Une cartographie de 558 centres à travers le pays
Les chiffres traduisent l’envergure logistique de l’opération. Ils dessinent une géographie scolaire qui couvre l’ensemble du territoire, des grandes agglomérations aux départements les plus reculés du Congo-Brazzaville.
Au total, 131 066 candidats sont inscrits à cette session. Ils se répartissent dans 558 centres d’examen, un maillage dense pensé pour rapprocher les épreuves des élèves et limiter les déplacements à travers le pays.
Derrière ce volume, c’est une mécanique humaine considérable qui s’active. Enseignants surveillants, chefs de centre, correcteurs et personnels administratifs convergent vers un même objectif : garantir le bon déroulement des épreuves dans des conditions équitables.
Cette organisation, le ministre l’a saluée. Lors de sa tournée d’inauguration, Jean-Luc Mouthou a relevé une organisation fluide des épreuves, signe d’une préparation que les services du ministère revendiquent comme rodée.
La poussée féminine, marqueur fort de la session
C’est sans doute la donnée la plus parlante de cette édition. La participation des filles dépasse désormais celle des garçons, renversant un équilibre longtemps inverse dans les statistiques scolaires nationales.
Sur les 131 066 inscrits, on compte 67 637 filles, soit 51,63% de l’effectif total. Une majorité numérique qui, au-delà du symbole, traduit une dynamique de fond dans l’accès des jeunes Congolaises à la scolarisation.
Le ministre Jean-Luc Mouthou a explicitement relevé cette forte hausse de la participation féminine. Sans surinterprétation, le chiffre nourrit l’idée d’une école qui se féminise par le haut, jusqu’aux examens certifiants du premier cycle.
Reste à transformer cette présence en réussite. La proportion d’inscrites ne préjuge pas des taux d’admission, qui ne seront connus qu’à l’issue des corrections. Mais le signal d’inscription, lui, est déjà posé.
Le numérique s’invite dans l’organisation de l’examen
L’examen ne se joue plus seulement sur le papier des copies. Le ministère a déployé des outils numériques pour accompagner les candidats avant, pendant et après les épreuves écrites de cette session.
Via le site exatrust.com, les candidats peuvent s’informer sur l’affectation de leurs salles de classe. La plateforme servira également de canal pour la diffusion des résultats, une digitalisation qui simplifie l’accès à l’information pour une jeunesse mobile-first.

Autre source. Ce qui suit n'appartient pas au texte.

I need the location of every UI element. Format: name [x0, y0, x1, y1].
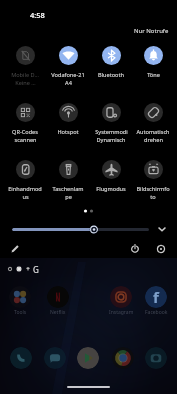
button[interactable]: App 0 [10, 347, 32, 369]
staticText: Facebook [145, 309, 168, 316]
staticText: Netflix [50, 309, 66, 316]
staticText: to [150, 193, 156, 201]
staticText: QR-Codes [12, 128, 38, 136]
staticText: scannen [14, 136, 37, 144]
staticText: Vodafone-21 [51, 71, 85, 79]
staticText: Flugmodus [96, 185, 126, 193]
staticText: Dynamisch [96, 136, 126, 144]
button[interactable]: Vodafone-21 [47, 46, 89, 84]
staticText: Automatisch [136, 128, 170, 136]
staticText: Hotspot [57, 128, 79, 136]
button[interactable]: QR-Codes [4, 103, 46, 141]
staticText: Taschenlam [52, 185, 84, 193]
button[interactable] [12, 228, 149, 231]
button[interactable]: Tools [0, 286, 40, 316]
staticText: pe [65, 193, 72, 201]
button[interactable]: Mehr anzeigen [155, 222, 169, 236]
button[interactable]: Bluetooth [90, 46, 132, 84]
staticText: Systemmodi [95, 128, 128, 136]
button[interactable]: Netflix [38, 286, 78, 316]
button[interactable]: Hotspot [47, 103, 89, 141]
staticText: Mobile D… [11, 71, 39, 79]
staticText: Keine … [15, 79, 36, 87]
staticText: A4 [65, 79, 72, 87]
staticText: 4:58 [30, 10, 45, 20]
button[interactable]: f [136, 286, 176, 316]
staticText: Instagram [109, 309, 134, 316]
button[interactable]: Taschenlam [47, 160, 89, 198]
staticText: f [153, 287, 159, 307]
staticText: Bildschirmfo [136, 185, 170, 193]
staticText: Tools [14, 309, 27, 316]
button[interactable]: Bearbeiten [7, 241, 23, 257]
button[interactable]: Systemmodi [90, 103, 132, 141]
staticText: Nur Notrufe [134, 27, 169, 35]
staticText: Bluetooth [98, 71, 124, 79]
button[interactable]: App 2 [77, 347, 99, 369]
button[interactable]: App 1 [44, 347, 66, 369]
button[interactable]: Instagram [101, 286, 141, 316]
button[interactable]: App 3 [112, 347, 134, 369]
staticText: Töne [147, 71, 160, 79]
button[interactable]: App 4 [145, 347, 167, 369]
button[interactable]: Bildschirmfo [132, 160, 174, 198]
button[interactable]: Automatisch [132, 103, 174, 141]
staticText: us [22, 193, 29, 201]
button[interactable]: Mobile D… [4, 46, 46, 84]
button[interactable]: Ein/Aus [127, 241, 143, 257]
staticText: drehen [144, 136, 163, 144]
button[interactable]: Töne [132, 46, 174, 84]
button[interactable]: Flugmodus [90, 160, 132, 198]
button[interactable]: Einhandmod [4, 160, 46, 198]
staticText: G [33, 264, 39, 274]
staticText: Einhandmod [8, 185, 42, 193]
button[interactable]: Einstellungen [153, 241, 169, 257]
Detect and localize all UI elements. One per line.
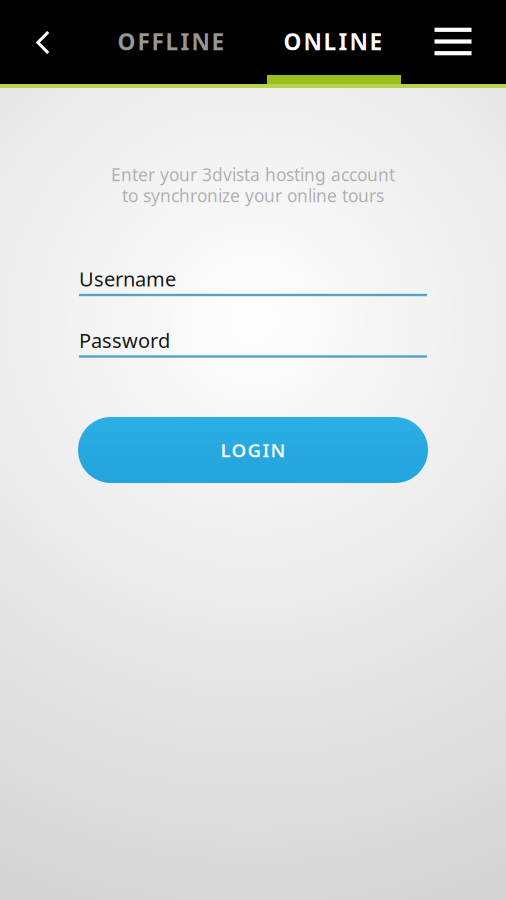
button[interactable]: Username <box>79 264 427 296</box>
staticText: Enter your 3dvista hosting account <box>111 163 395 186</box>
button[interactable]: Menu <box>416 0 490 83</box>
button[interactable]: ONLINE <box>253 0 413 83</box>
staticText: OFFLINE <box>118 26 224 56</box>
staticText: ONLINE <box>284 26 382 56</box>
button[interactable]: Password <box>79 325 427 358</box>
button[interactable]: Back <box>6 1 80 84</box>
staticText: Username <box>79 266 176 292</box>
staticText: to synchronize your online tours <box>122 184 384 207</box>
staticText: Password <box>79 327 170 354</box>
button[interactable]: OFFLINE <box>81 0 261 83</box>
button[interactable]: LOGIN <box>78 417 428 483</box>
staticText: LOGIN <box>220 438 286 462</box>
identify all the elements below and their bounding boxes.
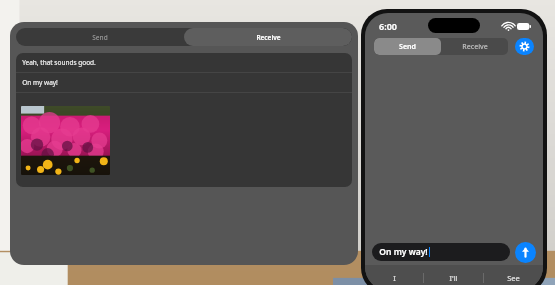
- staticText: Send: [399, 42, 416, 52]
- button[interactable]: Send: [16, 28, 184, 46]
- button[interactable]: [16, 93, 352, 187]
- staticText: I: [393, 273, 396, 283]
- button[interactable]: I: [365, 265, 423, 285]
- staticText: Receive: [256, 33, 281, 42]
- staticText: I'll: [449, 273, 458, 283]
- staticText: On my way!: [22, 78, 58, 87]
- button[interactable]: Yeah, that sounds good.: [16, 53, 352, 72]
- staticText: 6:00: [379, 20, 397, 32]
- button[interactable]: Receive: [184, 28, 352, 46]
- staticText: Yeah, that sounds good.: [22, 58, 96, 67]
- staticText: Send: [92, 33, 108, 42]
- button[interactable]: On my way!: [372, 243, 510, 261]
- staticText: On my way!: [379, 246, 428, 258]
- staticText: Receive: [462, 42, 488, 52]
- button[interactable]: Send: [374, 38, 441, 55]
- button[interactable]: Settings: [515, 38, 534, 55]
- button[interactable]: Receive: [441, 38, 508, 55]
- button[interactable]: Send: [515, 242, 536, 263]
- button[interactable]: On my way!: [16, 73, 352, 92]
- button[interactable]: I'll: [424, 265, 483, 285]
- button[interactable]: See: [484, 265, 543, 285]
- staticText: See: [507, 273, 520, 283]
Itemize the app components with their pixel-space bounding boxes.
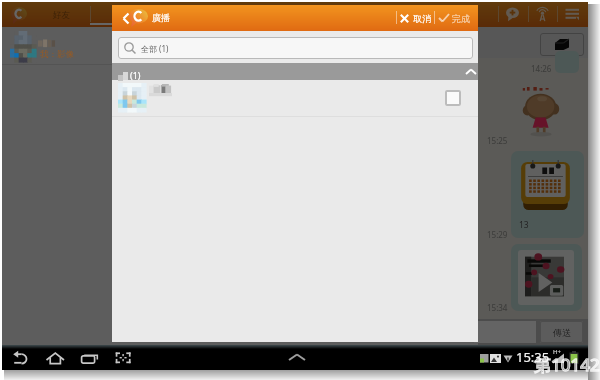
staticText: 第10142: [534, 353, 600, 376]
staticText: 好友: [53, 10, 70, 21]
staticText: 我：影像: [40, 49, 74, 60]
staticText: 15:35: [516, 348, 550, 366]
button[interactable]: (1): [112, 63, 478, 80]
staticText: 完成: [452, 13, 470, 24]
button[interactable]: 全部 (1): [118, 37, 473, 59]
button[interactable]: Home: [46, 352, 65, 365]
button[interactable]: New chat: [506, 7, 520, 22]
staticText: 15:34: [487, 302, 508, 313]
staticText: 13: [519, 219, 529, 231]
button[interactable]: Back: [115, 5, 137, 31]
button[interactable]: Recents: [81, 352, 99, 365]
button[interactable]: 完成: [438, 10, 470, 26]
button[interactable]: 我：影像: [2, 30, 112, 64]
button[interactable]: 傳送: [540, 321, 583, 343]
staticText: 15:29: [487, 229, 508, 240]
button[interactable]: Menu: [565, 8, 580, 21]
staticText: 廣播: [152, 12, 170, 23]
button[interactable]: Back: [13, 352, 31, 365]
staticText: 取消: [413, 13, 431, 24]
button[interactable]: [112, 80, 478, 116]
staticText: 傳送: [553, 327, 571, 338]
staticText: H+: [553, 348, 561, 356]
button[interactable]: Broadcast: [534, 8, 551, 22]
button[interactable]: Screenshot: [115, 352, 133, 365]
staticText: 全部 (1): [141, 43, 169, 54]
button[interactable]: 取消: [399, 10, 431, 26]
button[interactable]: Message input: [474, 321, 536, 343]
button[interactable]: Stickers: [540, 33, 584, 56]
staticText: (1): [130, 69, 141, 81]
staticText: 14:26: [531, 63, 552, 74]
staticText: 15:25: [487, 135, 508, 146]
button[interactable]: Expand: [287, 352, 307, 365]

Cette dématérialisation répond à un besoin concret. Pour des élèves répartis sur 558 centres, retrouver rapidement son lieu de composition ou son résultat sans file d’attente représente un gain de temps et de sérénité non négligeable.
L’outil ne remplace pas la salle d’examen, mais il en fluidifie l’amont et l’aval. Il illustre une administration scolaire qui cherche à coller aux usages numériques d’une génération connectée.
Cap sur les résultats attendus fin juillet
Le lancement n’est qu’une première étape. Une fois la dernière épreuve achevée, c’est une autre phase, plus discrète mais tout aussi sensible, qui s’engage loin du regard des candidats.
Les corrections des copies doivent encore être réalisées. Cette étape déterminante mobilisera les correcteurs avant que les jurys ne se prononcent sur le sort des 131 066 candidats engagés dans la session de juin 2026.
La proclamation des résultats est prévue pour fin juillet 2026. D’ici là, l’attente s’installe pour les familles, les élèves et les établissements, suspendus à un verdict qui conditionnera l’entrée au second cycle.
Pour beaucoup, ce brevet dépasse le simple diplôme. Il marque un cap dans un parcours scolaire et conditionne souvent la suite des études, dans un pays où la certification reste un repère structurant pour la jeunesse.
En attendant juillet, le BEPC session juin 2026 confirme sa place de rendez-vous majeur du calendrier éducatif congolais. Un rendez-vous qui, cette année, porte la marque d’une participation féminine inédite.